What a wonderful day ladies and gentleman. What a time to fork out £20 million (€22m), buy a centre forward, leave him on the bench each week and say: How’s that for a striker with no matches?
That might be the Ken Dodd way of viewing how Keane has been shuttled between pitch and bench and stand and reserves in what is rapidly turning into one of football’s most traumatic career moves.
They say the best jokes tread a fine line between humour and tragedy and while a footballer on close to £100,000 (€110,000) a week hardly falls into the latter category, especially in the midst of a recession, then you could still understand if it feels that way to Keane.
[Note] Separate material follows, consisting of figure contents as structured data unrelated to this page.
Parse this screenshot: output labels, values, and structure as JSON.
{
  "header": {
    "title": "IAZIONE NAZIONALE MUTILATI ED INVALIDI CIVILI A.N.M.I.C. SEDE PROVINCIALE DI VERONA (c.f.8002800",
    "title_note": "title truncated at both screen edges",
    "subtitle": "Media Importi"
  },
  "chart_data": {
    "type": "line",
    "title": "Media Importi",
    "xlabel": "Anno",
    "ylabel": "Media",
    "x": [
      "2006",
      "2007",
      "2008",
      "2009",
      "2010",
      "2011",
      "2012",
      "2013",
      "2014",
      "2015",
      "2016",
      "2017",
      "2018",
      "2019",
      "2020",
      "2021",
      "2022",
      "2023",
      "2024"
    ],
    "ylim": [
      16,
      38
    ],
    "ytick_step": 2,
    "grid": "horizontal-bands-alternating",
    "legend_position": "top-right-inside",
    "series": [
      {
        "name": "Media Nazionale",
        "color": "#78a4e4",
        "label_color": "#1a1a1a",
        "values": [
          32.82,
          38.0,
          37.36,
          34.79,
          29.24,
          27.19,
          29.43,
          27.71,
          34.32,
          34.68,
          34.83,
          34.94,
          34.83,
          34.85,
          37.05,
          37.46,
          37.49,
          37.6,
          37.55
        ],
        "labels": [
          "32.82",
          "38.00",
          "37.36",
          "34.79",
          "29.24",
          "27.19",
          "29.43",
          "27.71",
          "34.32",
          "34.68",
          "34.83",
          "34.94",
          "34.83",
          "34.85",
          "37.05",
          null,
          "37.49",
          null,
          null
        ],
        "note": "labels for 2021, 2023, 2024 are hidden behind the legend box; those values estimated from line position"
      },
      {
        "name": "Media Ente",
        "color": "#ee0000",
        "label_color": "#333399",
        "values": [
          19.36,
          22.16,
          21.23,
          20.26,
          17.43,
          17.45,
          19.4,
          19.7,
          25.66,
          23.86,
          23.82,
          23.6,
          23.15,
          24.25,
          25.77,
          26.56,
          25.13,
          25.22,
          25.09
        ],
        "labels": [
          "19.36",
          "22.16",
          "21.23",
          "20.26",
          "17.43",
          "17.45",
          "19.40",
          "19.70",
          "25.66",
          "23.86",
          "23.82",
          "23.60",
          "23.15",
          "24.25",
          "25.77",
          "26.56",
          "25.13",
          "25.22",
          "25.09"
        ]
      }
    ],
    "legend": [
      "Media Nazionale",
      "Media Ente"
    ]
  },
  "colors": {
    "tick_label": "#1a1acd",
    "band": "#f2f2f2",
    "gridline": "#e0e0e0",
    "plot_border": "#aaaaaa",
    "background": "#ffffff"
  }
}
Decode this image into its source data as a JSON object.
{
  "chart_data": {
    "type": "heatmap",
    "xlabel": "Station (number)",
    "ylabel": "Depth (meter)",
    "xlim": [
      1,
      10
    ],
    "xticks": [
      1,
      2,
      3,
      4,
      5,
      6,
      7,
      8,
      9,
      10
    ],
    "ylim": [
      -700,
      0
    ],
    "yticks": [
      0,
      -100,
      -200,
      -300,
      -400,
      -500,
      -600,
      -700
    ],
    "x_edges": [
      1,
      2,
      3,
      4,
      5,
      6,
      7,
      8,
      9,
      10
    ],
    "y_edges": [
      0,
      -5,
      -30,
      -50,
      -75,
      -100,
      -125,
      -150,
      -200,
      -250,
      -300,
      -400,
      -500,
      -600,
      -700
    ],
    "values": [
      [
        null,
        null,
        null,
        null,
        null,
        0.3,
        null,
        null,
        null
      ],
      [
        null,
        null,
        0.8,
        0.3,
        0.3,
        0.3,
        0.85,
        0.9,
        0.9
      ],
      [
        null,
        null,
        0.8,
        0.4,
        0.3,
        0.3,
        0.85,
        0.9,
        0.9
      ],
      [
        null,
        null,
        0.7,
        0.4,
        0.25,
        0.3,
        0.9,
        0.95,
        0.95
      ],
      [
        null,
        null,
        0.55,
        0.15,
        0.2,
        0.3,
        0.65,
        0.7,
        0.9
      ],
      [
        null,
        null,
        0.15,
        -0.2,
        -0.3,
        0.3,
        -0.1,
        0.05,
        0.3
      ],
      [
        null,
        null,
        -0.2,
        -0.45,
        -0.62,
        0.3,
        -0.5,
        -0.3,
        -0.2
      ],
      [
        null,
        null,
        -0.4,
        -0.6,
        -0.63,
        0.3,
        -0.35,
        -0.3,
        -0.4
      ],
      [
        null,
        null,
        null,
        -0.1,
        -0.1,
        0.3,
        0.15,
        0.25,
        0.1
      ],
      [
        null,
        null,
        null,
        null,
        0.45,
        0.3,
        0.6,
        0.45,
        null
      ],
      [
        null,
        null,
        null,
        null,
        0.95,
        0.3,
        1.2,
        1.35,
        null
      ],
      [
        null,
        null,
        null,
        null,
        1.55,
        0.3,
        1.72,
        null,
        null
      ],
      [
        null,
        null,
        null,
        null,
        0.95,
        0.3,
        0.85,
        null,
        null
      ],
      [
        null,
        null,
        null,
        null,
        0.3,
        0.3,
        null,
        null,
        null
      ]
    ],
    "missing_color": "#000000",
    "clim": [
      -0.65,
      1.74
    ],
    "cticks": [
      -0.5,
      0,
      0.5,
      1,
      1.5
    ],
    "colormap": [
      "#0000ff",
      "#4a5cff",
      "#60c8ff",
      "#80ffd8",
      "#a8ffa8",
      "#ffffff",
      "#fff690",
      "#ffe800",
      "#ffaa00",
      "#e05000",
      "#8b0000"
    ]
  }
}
What has Keane done wrong to attract such treatment?
As far as I can see every time he has pulled on the famous red shirt he has worked tirelessly. Often he has made things happen.
True, he has not scored many goals, just five in 17 Premier League appearances since his move from Tottenham, but is that surprising when his confidence has been shredded by Benitez at every turn?
If he starts he is hooked off within the hour, having run defenders ragged only to allow those who follow him to reap the benefit of his labours.
If he comes on from the bench, invariably he has no more than 10 minutes, seven against Wigan on Wednesday, to make an impact.
Mostly, however, he has been left sitting, as he was in the Merseyside FA Cup derby last weekend when three substitutes were used before him. Redundant.
For a €22m asset to be rejected in such fashion there has to be some serious antipathy between manager and player.
It is almost as if Benitez is saying: “I never wanted him. I don’t think he was worth the money. I’m not going to play him. Why did you not get me Gareth Barry instead?”
The inability to land Barry in the summer is a sore which continues to fester at Anfield. It is said to be one reason for the reported friction between chief executive Rick Parry and Benitez, who apparently believes Liverpool’s administrators were too slow and too mean in trying to clinch a deal for the Aston Villa midfielder.
There is no doubt it has affected the balance of Liverpool’s team, considering Benitez’s original plan appeared to be to play Barry on the left, Steven Gerrard in the middle and Keane in the hole behind the main striker.
Without Barry, Gerrard has been pushed up to assist the striker and has performed well, scoring nine league goals.
But the price has been high. The price has been the systematic dismantling of the confidence of one of the most dynamic and enthusiastic strikers in the English game.
A former England midfielder who once played alongside Keane told me this week of his bemusement at Keane’s treatment.
He described a goalscorer who was, and he used the pun inadvertently, “the keenest footballer he had ever met,” a leader who “rollicked team-mates” who slacked in training and told it as it was on the pitch and in the dressing room. A man to lift the spirits of an entire club. A man every manager would want on his side.
Except apparently Rafael Benitez.
The Liverpool boss has made some rickets this past couple of months in which the team have drawn seven out of 10 league matches and slipped to third place, none worse than his ill-considered rant against Alex Ferguson. Liverpool have not won a game since that ludicrous soliloquy which history might yet record as a suicide note for their title hopes.
Yet, worse by far, is the way he has handled Keane, an honest, decent, model professional who might as well have been cast in bronze and placed at the Anfield gates for all the chance he has been given these last few weeks.
At least fans could have walked around him and admired the art.
All they have at the moment is football’s sickest joke.